In brief, what is truly driving HIV transmission in sub-Saharan Africa will not be resolved by hastily implemented weak variables or by dismissive comments about Africans' self-reports of sexual behavior, especially comments unencumbered by data. Africans, science, and public health deserve better research [7].


  1. 1. Brewer DD, Brody S, Drucker E, Gisselquist D, Potterat JJ, et al. (2003) Mounting anomalies in the epidemiology of HIV in Africa: Cry the beloved paradigm. Int J STD AIDS 14: 144–147.
  2. 2. Gisselquist D, Potterat JJ, Brody S, Vachon F (2003) Let it be sexual: How health care transmission of AIDS in Africa was ignored. Int J STD AIDS 14: 148–161.
  3. 3. Lopman BA, Garnett GP, Mason PR, Gregson S (2005) Individual level injection history: A lack of association with HIV incidence in rural Zimbabwe. PloS Med 2: e37.

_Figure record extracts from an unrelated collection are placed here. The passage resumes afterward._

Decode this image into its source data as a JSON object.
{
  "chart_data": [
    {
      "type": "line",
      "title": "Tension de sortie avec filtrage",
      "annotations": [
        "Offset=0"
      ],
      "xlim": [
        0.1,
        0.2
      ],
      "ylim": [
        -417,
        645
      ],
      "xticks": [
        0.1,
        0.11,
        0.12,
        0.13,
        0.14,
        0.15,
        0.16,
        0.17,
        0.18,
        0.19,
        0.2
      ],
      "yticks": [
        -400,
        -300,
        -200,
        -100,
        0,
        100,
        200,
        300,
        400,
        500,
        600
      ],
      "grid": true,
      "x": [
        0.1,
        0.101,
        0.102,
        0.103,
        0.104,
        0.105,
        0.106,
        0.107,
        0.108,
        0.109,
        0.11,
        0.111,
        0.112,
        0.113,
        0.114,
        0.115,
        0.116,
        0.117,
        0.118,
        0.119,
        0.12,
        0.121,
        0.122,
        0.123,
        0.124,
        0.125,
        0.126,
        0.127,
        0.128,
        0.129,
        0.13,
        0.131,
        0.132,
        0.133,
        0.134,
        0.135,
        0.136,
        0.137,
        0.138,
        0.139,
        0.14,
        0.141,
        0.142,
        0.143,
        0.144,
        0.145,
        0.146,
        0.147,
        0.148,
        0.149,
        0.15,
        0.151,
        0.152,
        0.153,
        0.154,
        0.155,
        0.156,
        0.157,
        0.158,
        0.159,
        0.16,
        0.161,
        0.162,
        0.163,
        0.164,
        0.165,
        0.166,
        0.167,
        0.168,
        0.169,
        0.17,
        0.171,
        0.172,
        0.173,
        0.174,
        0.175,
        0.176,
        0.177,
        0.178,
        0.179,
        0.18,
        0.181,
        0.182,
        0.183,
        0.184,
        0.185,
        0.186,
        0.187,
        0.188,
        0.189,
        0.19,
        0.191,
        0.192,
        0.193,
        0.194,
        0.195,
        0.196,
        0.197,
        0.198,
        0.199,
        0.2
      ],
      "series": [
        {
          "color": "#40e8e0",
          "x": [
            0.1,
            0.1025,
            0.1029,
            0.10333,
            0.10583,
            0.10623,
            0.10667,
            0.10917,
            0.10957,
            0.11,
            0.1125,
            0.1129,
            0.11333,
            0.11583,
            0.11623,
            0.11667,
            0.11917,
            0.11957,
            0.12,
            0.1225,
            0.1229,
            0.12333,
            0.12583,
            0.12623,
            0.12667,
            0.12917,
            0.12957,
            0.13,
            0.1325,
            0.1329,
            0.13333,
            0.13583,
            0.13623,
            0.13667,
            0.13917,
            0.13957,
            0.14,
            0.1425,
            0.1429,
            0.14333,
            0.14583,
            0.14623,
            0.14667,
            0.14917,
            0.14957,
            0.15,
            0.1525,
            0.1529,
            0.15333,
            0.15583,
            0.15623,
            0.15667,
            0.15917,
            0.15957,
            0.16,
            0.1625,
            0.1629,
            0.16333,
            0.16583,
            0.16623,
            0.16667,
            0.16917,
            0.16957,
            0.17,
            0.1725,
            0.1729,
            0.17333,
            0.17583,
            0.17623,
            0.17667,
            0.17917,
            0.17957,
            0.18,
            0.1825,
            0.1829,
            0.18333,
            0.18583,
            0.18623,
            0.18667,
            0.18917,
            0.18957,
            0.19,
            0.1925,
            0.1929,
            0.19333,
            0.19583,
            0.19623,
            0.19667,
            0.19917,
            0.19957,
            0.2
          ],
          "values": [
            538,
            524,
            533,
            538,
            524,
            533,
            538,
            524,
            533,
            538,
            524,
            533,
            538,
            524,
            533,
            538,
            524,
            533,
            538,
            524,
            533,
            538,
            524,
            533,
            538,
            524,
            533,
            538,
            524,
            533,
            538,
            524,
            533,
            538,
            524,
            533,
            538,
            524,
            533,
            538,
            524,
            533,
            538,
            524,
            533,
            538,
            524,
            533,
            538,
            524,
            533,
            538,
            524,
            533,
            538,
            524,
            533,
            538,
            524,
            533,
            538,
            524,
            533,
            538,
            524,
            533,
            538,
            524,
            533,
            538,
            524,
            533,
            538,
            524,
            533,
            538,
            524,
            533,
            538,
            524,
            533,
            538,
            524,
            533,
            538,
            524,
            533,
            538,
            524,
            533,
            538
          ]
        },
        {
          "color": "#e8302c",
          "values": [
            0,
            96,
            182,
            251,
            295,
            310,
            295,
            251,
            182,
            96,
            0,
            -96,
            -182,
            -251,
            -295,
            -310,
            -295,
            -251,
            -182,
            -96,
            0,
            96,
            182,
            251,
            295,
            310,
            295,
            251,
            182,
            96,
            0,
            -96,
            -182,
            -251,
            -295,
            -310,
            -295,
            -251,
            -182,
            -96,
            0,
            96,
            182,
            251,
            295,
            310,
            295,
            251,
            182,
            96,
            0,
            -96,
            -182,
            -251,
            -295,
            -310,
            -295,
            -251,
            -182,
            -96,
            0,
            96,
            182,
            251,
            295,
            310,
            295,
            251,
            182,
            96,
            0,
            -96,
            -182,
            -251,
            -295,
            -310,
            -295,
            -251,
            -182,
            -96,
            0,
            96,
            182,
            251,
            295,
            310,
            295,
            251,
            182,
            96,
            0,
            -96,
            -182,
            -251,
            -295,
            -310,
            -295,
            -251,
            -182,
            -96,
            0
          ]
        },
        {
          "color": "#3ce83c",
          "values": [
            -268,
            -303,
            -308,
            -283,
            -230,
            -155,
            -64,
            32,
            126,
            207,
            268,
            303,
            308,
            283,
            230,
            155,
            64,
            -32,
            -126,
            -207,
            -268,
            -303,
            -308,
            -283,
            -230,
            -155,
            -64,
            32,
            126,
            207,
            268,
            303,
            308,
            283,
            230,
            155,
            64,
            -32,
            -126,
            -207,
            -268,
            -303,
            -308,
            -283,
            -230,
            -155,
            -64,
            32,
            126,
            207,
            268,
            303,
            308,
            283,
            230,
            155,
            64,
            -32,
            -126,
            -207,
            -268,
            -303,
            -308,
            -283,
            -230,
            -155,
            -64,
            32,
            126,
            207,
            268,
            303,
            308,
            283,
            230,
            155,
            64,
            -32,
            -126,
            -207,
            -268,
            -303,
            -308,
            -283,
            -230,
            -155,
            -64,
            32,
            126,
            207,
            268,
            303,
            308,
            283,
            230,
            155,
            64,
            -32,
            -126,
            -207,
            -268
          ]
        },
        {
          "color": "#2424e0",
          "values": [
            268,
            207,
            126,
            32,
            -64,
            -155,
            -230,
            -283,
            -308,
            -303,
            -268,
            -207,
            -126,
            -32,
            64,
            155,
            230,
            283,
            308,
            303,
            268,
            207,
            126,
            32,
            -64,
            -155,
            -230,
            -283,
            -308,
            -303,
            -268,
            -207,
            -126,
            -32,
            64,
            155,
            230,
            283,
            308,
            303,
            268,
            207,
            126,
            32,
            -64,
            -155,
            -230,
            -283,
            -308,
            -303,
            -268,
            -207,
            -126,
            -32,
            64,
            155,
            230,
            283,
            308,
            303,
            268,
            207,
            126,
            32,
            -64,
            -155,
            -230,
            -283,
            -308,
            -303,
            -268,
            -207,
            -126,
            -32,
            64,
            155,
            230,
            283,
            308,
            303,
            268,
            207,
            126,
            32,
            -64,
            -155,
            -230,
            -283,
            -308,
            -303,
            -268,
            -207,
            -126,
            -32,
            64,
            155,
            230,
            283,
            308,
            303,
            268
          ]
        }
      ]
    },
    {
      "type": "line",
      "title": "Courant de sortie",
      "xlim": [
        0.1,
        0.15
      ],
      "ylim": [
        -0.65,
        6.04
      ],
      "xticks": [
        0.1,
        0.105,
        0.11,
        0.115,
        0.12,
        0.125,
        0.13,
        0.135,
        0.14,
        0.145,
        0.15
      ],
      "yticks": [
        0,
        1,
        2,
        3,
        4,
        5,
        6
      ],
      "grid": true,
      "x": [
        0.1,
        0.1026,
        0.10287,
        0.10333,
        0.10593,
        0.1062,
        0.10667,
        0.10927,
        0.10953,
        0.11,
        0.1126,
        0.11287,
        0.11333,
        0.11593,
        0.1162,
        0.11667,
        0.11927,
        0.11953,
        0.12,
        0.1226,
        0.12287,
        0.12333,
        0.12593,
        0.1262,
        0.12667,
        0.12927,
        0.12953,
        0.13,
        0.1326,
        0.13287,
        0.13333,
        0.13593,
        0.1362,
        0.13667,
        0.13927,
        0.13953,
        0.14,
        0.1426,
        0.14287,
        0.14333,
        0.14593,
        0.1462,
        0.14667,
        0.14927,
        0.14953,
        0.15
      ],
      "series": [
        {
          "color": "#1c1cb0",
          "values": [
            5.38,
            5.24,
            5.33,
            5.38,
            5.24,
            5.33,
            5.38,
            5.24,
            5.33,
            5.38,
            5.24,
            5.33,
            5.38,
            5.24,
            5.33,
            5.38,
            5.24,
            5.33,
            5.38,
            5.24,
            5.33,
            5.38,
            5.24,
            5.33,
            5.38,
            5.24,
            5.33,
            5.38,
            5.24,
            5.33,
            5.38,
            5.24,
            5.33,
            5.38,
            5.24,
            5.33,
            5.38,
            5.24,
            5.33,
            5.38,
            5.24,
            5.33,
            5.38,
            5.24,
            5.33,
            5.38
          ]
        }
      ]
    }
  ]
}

  4. 4. Potterat JJ, Gisselquist D, Brody S (2004) Still not understanding the uneven spread of HIV within Africa. Sex Transm Dis 31: 365.
  5. 5. Brody S (2004) Declining HIV rates in Uganda: Due to cleaner needles, not abstinence or condoms. Int J STD AIDS 15: 440–441.
  6. 6. Potterat JJ, Brody S (2002) HIV epidemicity in context of STI declines: A telling discordance. Sex Transm Infect 78: 467.
  7. 7. Brody S, Potterat JJ (2004) Establishing valid AIDS monitoring and research in countries with generalized epidemics. Int J STD AIDS 15: 1–6.
  8. 8. Brewer DD, Rothenberg RB, Potterat JJ, Brody S, Gisselquist D (2004) HIV epidemiology in Africa: Rich in conjecture, poor in data. Int J STD AIDS 15: 63–65.